Lembro do barulho. Do silêncio também. O som das
buzinas antes do jogo, o som da televisão que vinha da casa da vizinha, uns
cinco segundos atrasada da nossa. E depois, o silêncio de quando a bola não
entrava. Ou entrava, mas no nosso gol. A seleção brasileira era, sim, uma
entidade. Uma dessas que a gente não precisa acreditar para respeitar. Como o
sol, que nasce sem que você peça. A seleção era o Brasil que dava certo.
Mas alguma coisa quebrou no caminho. E não foi só o
jejum de títulos. Foi o sumiço de um modo de viver o futebol. A seleção virou
produto. O torcedor virou consumidor. E o menino idoso na rua vestindo camisa
da seleção virou alvo de piada, como se torcer pelo Brasil fosse cafona,
ultrapassado, reacionário até. Ok, utilizaram a camisa amarela para outros fins
que não torcer. Entendo. De quem foi mesmo essa ideia??

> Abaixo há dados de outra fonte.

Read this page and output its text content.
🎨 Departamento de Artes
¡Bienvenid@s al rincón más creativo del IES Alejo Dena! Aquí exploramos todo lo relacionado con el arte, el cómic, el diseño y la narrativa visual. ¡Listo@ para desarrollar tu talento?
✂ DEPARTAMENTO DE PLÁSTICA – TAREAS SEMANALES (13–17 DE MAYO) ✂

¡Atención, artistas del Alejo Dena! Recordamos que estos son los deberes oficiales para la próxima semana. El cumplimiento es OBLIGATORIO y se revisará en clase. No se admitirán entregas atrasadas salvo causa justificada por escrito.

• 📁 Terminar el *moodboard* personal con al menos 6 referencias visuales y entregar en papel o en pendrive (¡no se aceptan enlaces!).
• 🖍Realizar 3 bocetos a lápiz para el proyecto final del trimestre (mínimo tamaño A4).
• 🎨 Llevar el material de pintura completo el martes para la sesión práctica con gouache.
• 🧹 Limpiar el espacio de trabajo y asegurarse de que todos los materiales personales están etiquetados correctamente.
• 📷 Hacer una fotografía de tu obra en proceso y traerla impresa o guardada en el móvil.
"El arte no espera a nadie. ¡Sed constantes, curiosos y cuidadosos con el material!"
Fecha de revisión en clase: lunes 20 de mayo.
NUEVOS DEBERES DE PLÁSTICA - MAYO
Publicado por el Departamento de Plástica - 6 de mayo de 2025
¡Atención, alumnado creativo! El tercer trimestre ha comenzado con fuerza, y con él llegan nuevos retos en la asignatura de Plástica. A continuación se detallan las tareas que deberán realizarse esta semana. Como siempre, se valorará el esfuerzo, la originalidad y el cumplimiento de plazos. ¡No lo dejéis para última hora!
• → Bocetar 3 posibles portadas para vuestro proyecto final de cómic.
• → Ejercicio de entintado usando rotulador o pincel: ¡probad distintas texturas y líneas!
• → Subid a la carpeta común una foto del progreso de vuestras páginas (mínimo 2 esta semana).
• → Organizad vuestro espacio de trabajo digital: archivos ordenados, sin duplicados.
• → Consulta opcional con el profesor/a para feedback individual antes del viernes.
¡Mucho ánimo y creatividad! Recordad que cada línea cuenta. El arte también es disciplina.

Não é disso que quero falar agora, embora tenha
começado. O que quero dizer é que a nossa era de ouro acabou. E acabou sem que
nos déssemos conta. Acabou quando a seleção parou de ser sinônimo de
encantamento. Quando o medo de perder passou a ser maior que a alegria de
ganhar. Quando cada convocação virou um debate ideológico, um campo de guerra
cultural. Quando a amarelinha passou a carregar mais peso que símbolo.
Dá pra apontar marcos: O 7x1, claro, foi a queda do
império. Mas a decadência vinha antes. Veio com o abandono do futebol de rua,
com a pasteurização dos talentos, com a exportação precoce de promessas. Nossos
craques foram vendidos ainda de fraldas para clubes europeus que os moldaram a
um padrão: disciplinado, tático, previsível. O improviso — que era o que nos
fazia temidos — virou defeito. “Indisciplina tática”, disseram os analistas. E
o drible, que era arte, virou firula. Um erro que não volta.
Hoje, olhamos para a seleção como quem olha para um retrato antigo da avó. Com carinho, sim, mas com certo constrangimento. Como se fosse errado ainda torcer por ela. Como se fosse brega acreditar que o Brasil pode, de novo, encantar o mundo com a bola nos pés. E aí voltamos a falar dos tempos de Pelé, de Zico, de Romário, de Ronaldos. Como se a glória estivesse condenada ao passado.
Mas veja bem — e aqui falo com toda a teimosia de um
torcedor velho: a seleção ainda importa. Não porque ganhe. Mas porque, de
alguma forma, ela ainda nos reúne. Ainda nos oferece o raro prazer de torcer
juntos, de errar juntos, de sonhar juntos. Ainda é o nosso espelho, mesmo
trincado.
Sim, o futebol mudou. Sim, a Europa domina. Sim, a
camisa pesa mais do que brilha. Mas talvez — e aqui peço licença para ser
ingênuo — talvez ainda haja tempo de reencontrar o que perdemos. Não falo de
títulos. Falo de identidade. De voltar a jogar com alegria. De deixar que os
meninos joguem com liberdade. De não matar os craques com tática. De permitir o
erro bonito, o drible irreverente, o gol que ninguém entendeu.
É o fim de uma era, sim. Mas não precisa ser o fim da
esperança. A cultura do futebol brasileiro foi desmontada peça por peça. Mas
peças podem ser remontadas. Pode demorar. Pode nem acontecer. Mas enquanto
houver alguém com uma bola e dois chinelos fazendo gol de placa na calçada, o
Brasil ainda respira.
Até a próxima crônica. E que venha a próxima Copa —
com ou sem título, com ou sem VAR, com ou sem coração.